Nage papillon, nage dauphin, nage habillée, David* un jeune Québécois d’origine haïtienne, n’a pas pu réaliser les standards requis pour une de de ces habiletés. En dépit de la réussite, avec succès, de ses 47 cours en Technique policière (TP), il ne pouvait pas intégrer l’École nationale de police du Québec (ENPQ): il a raté, par huit secondes, un de ces tests de natation au Collège de Maisonneuve où il étudiait.

Il a intégré ce Collège, qui n’exige pas de test de natation à l’admission, contrairement à Ahuntsic, justement pour échapper à cette épreuve.  «Mes camarades blancs  étaient les plus talentueux , des fanatiques de ce sport qui voulaient parfois avoir des heures additionnelles avec leurs amis», dit-il.

Le fait qu’il y ait un test, je peux comprendre, mais le niveau du test est absolument pour moi démesuré et je leur ai dit que cela fait une forme de discrimination systémique envers une communauté, en mettant un niveau si haut de performance de natation, on les élimine subtilement sournoisement.

Fady Dagher, chef du SPVM

Ne pas sauter dans l’eau, pourtant

De plus, la politique du SPVM, qui encadre les interventions aquatiques,  interdit explicitement à ses policiers de se lancer à l’eau pour sauver une victime de noyade potentielle. Cette recommandation est basée sur les directives de la Commission des normes, de l’équité, de la santé et de la sécurité du travail du Québec (CNESST).

Le niveau de performance demandé par les collèges est un non-sens.

F. Dagher, chef de la police de Montréal

M. Dagher dit avoir demandé à ses policiers de ne pas sauter dans l’eau à moins que cela ne soit absolument nécessaire. « Savoir nager n’est pas du tout une compétence essentielle reliée au travail policier», fait remarquer pour sa part Alain Babineau, Sergent d’état-major retraité de la Gendarmerie royale du Canada (GRC).

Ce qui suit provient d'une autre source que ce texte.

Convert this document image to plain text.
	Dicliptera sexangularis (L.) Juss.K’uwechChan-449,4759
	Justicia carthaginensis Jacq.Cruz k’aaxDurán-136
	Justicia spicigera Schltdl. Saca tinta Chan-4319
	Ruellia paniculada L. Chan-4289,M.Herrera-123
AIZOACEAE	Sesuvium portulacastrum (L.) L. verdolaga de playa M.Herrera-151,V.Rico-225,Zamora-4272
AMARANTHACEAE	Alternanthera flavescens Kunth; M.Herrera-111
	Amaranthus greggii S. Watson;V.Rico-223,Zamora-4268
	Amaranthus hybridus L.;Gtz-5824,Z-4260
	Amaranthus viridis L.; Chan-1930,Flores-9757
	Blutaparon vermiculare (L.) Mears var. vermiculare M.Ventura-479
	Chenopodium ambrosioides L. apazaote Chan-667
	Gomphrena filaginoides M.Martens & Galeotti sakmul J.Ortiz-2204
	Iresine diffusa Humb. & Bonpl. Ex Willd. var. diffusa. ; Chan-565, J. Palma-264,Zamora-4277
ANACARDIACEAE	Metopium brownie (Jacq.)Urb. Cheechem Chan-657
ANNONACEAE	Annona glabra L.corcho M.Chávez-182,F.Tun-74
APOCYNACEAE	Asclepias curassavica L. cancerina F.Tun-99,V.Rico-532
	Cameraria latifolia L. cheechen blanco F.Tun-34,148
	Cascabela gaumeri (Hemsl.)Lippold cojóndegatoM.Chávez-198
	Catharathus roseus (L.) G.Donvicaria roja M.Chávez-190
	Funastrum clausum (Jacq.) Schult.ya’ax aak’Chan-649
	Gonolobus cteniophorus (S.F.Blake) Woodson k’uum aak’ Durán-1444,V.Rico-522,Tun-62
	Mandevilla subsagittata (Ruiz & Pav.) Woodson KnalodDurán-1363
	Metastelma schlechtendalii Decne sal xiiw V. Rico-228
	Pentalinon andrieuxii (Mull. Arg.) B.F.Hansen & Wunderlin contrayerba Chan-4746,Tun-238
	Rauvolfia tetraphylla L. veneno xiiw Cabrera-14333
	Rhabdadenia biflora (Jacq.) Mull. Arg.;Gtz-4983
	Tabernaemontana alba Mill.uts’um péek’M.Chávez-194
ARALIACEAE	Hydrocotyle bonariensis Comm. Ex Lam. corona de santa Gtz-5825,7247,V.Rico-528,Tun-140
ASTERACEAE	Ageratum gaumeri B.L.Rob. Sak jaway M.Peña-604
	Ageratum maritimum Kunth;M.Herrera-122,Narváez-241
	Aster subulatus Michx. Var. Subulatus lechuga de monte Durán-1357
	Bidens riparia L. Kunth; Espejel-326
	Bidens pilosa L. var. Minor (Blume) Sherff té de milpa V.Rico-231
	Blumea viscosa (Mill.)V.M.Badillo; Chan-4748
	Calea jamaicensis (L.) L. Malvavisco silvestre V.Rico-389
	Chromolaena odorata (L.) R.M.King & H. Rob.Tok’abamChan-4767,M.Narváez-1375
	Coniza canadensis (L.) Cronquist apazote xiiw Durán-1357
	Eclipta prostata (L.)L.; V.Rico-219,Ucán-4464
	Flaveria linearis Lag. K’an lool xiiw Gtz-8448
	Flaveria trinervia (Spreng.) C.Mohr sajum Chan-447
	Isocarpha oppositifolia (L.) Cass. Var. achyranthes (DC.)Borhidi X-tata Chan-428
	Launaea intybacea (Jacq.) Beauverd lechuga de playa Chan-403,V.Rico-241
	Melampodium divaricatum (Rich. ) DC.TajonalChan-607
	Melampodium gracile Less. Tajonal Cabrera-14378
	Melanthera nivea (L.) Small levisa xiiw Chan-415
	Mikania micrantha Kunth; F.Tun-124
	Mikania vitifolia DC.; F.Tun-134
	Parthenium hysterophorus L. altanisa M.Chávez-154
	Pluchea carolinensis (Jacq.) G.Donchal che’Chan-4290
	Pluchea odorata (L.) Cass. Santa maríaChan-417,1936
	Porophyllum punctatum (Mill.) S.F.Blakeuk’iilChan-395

Le ministère de l’Enseignement supérieur (MES) confirme la tenue de travaux sur l’accessibilité des minorités culturelles en Techniques policières. Ils sont menés par des représentants des corps policiers, du MES, du ministère de la Sécurité publique (MSP), de l’École nationale de police du Québec (ENPQ) et des collèges autorisés à donner le programme.

« Maintenant, conformément au Règlement sur le régime des études collégiales (chapitre C-29, r.4), il revient au ministre de déterminer les objectifs et standards (compétences à atteindre) des programmes d’études techniques », indique le porte-parole du MES, Bryan St-Louis dans un courriel adressé au journal.

Concernant la natation dans le programme d’études Techniques policières (version 2021), les exigences minimales sont les suivantes:

Après un départ dans l’eau, démonstration de son habileté à :

− nager en continu sur 200 mètres, en position ventrale, sans appui au sol et sans poussée au mur;

− nager en continu sur 50 mètres, sans appui au sol et sans poussée au mur, avec des vêtements;

− nager sur place en position verticale durant trois minutes en maintenant la tête hors de l’eau.

Les CEGEPS ou le ministère?

Le contenu de ce programme d’études a été rédigé en collaboration avec des policiers, des organisations policières, l’École nationale de police de Québec et les collèges selon le porte-parole du MES.

Bryan St-Louis ajoute que c’est «chaque collège qui détermine les activités d’apprentissage (art.11), dont les cours, les évaluations, tests ou épreuves, les stages ou autres activités pédagogiques permettant de développer les compétences.» Or, Fady Dagher nous rapporte que les cégeps lui ont dit lors de sa rencontre avec eux qu’«il n’y a personne qui croit que c’est absolument nécessaire» au sein du corps collégial.

Notons qu’à l’École nationale de police du Québec (ENPQ), un total de 3 heures et 15 minutes sont consacrés au volet de sauvetage en milieu aquatique. Cette formation non éliminatoire est donnée par un formateur certifié par Sécurité nautique Québec, et axée sur l’utilisation de bouées et de procédures sécuritaires ne requérant pas des étudiants de sauter à l’eau.